Help with SAS code for merging records based on family interrelationships

#1

I am working on creating a study sample using the South African 2001 Census and 2007 Community Survey data. The main variable of interest we are looking at is the number of children born alive who have died for each mother (CHBORN minus CHSURV). The sample we’d like to create would include all individuals identified as mothers, with "paternal’ (‘paternal’ as in the men who are fathers to her children) and child variables added on to each maternal record.

I found the sample SAS code for merging records based on family interrelationship available in the first End Note of the Family Interrelationships page to be very helpful. However, when I run this code, the new data set has a greater number of observations then the original.

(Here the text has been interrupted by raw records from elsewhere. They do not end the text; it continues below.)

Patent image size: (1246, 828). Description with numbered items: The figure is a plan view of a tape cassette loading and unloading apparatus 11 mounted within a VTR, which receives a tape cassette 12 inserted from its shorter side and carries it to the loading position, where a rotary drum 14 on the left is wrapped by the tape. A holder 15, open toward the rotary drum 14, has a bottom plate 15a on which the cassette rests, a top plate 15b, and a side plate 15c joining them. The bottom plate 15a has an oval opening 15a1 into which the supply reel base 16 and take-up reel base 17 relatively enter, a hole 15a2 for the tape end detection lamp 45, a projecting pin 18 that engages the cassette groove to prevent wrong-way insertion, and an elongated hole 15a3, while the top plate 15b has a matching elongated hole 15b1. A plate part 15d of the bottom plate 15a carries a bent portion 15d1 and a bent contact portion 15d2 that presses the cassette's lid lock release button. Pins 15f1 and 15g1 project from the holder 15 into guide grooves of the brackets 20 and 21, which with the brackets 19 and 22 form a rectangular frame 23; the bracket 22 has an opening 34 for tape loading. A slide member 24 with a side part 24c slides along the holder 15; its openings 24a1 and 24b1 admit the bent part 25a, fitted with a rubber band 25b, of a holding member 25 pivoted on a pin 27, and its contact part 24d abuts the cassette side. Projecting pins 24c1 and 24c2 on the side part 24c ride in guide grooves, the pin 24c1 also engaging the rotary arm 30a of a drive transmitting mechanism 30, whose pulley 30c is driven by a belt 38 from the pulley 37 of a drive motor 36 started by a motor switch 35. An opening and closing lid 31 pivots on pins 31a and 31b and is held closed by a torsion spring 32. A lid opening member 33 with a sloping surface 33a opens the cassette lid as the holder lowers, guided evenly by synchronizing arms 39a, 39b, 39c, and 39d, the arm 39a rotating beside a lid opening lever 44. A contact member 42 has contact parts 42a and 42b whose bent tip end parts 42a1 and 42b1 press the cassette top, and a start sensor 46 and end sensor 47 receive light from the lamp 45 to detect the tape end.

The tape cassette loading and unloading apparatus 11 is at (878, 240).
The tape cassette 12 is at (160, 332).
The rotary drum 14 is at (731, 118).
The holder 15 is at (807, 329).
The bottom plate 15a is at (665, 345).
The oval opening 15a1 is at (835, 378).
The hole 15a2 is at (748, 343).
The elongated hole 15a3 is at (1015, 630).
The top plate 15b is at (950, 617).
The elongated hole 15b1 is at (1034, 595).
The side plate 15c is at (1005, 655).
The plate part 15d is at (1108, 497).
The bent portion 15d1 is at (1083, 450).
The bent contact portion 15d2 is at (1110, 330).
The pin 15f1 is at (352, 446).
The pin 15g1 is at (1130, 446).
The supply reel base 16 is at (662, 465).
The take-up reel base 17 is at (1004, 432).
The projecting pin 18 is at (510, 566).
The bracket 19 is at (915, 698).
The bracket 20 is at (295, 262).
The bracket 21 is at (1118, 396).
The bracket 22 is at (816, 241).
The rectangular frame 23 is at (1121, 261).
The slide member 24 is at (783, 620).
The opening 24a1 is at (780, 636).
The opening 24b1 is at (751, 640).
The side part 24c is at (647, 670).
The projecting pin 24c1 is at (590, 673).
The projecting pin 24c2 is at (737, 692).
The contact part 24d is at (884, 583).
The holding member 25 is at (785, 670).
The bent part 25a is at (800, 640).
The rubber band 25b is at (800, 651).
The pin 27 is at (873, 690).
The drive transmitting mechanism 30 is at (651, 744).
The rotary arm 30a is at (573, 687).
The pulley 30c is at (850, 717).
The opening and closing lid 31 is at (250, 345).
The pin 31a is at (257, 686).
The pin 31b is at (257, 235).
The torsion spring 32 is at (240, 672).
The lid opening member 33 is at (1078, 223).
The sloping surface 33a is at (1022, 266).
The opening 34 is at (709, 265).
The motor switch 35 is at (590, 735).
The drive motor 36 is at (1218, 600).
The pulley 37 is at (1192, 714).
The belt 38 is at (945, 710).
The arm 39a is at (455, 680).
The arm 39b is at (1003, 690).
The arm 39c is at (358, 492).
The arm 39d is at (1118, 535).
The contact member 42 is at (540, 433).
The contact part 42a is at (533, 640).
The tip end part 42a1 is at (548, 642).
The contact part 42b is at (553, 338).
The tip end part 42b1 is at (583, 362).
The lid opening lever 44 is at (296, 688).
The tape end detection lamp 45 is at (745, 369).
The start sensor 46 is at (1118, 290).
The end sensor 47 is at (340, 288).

Can you help me figure out what is going wrong here?

Thanks,

Stephanie

#2

I was not able to reproduce your problem using an extract I created. Please attach a file containing your syntax in a reply to this question or send a copy of you syntax file to ipums@umn.edu so that I can get a better understanding of what may be causing your problem.

#3

“I was not able to reproduce your problem using an extract I created. Please attach a file containing your syntax in a reply to this question or send a copy of you syntax file to ipums@umn.edu so that I can get a better understanding of what may be causing your problem.”

Thank you for your reply.

I have attached a text file with my syntax in my reply. When I run each set of procedures to attach each spouse characteristic, I get a data set with more records than the previous data set.

Original extract: 4,773,312 records

Merge 1: 4,773,755 records

Merge 2: 4,775,194 records

Merge 3: 4,783,462 records

Merge 4: 5,196,790 records

I have more characteristics I want to attach, but I’ve stopped until I figure out what I am doing wrong here. Thank you for your help.

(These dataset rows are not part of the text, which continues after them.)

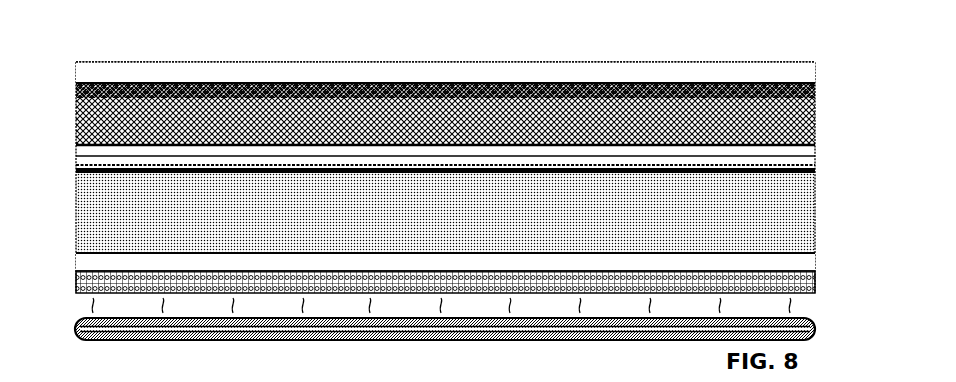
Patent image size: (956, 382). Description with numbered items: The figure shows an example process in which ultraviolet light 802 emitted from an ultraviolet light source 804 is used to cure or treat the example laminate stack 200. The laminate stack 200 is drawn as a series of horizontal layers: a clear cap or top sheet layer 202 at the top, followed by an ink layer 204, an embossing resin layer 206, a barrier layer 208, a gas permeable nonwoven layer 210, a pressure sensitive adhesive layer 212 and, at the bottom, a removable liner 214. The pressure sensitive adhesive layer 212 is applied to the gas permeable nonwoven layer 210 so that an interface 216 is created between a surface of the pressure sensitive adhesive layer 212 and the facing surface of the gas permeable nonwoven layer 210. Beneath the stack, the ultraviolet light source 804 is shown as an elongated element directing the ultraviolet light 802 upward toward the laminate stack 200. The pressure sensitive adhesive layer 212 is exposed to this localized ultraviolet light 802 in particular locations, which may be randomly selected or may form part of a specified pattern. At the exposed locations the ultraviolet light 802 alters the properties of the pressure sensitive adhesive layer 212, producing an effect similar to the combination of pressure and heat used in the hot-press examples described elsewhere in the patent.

The laminate stack 200 is at (161, 34).
The top sheet layer 202 is at (830, 61).
The ink layer 204 is at (808, 82).
The embossing resin layer 206 is at (808, 118).
The barrier layer 208 is at (808, 155).
The gas permeable nonwoven layer 210 is at (830, 212).
The pressure sensitive adhesive layer 212 is at (830, 249).
The removable liner 214 is at (808, 272).
The interface 216 is at (101, 240).
The ultraviolet light 802 is at (792, 300).
The ultraviolet light source 804 is at (808, 326).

Merging syntax-1.txt (2.43 KB)
Merging syntax.txt (2.43 KB)

#4

As I have been looking into this further, it appears that the problem is stemming from individuals in polygamous marriages. If you look at the variables age_sp and your merged variable sp_age you will see that about 870 individuals do not have matching values (even though everyone should), this is due to some men having multiple wives, but only one of them can be that man’s SPLOC value.

One way around this may be to create two separate datasets, one containing only women and another containing only men, then merge the men dataset onto the women dataset using the variable sploc from the women dataset and the variable pernum from the men dataset. Since you are interested primarily in women you could then discard the men dataset.
I hope this helps.

#5

Thank you so much for looking into this for me.

I’ve created two separate datasets, one containing only women and one containing only men, but I’m unclear on how exactly to merge the men dataset onto the women data set. Could you explain how to in a little more detail and perhaps attach a sample SAS code?

Again, that you for your assistance with this!

#6

Basically you would use the same merging proceedure, but with the WOMEN dataset AS a and the MEN dataset AS b.

One thing to to differnetly, however, would be to rename the MEN variable pernum to sploc because now you will be merging on the WOMEN variable sploc. You should also remember to rename the MEN age variable to SP_AGE. Finally make sure both datasets are sorted on year, serial, and sploc

The merging procedure should look something like this:

CREATE TABLE IPUMS.merged1

AS SELECT a.*, b.SP_AGE label=“Spouse’s age”

FROM women AS a LEFT JOIN men AS b

ON (a.year=b.year AND a.serial=b.serial AND a.sploc=b.sploc) ;

QUIT ;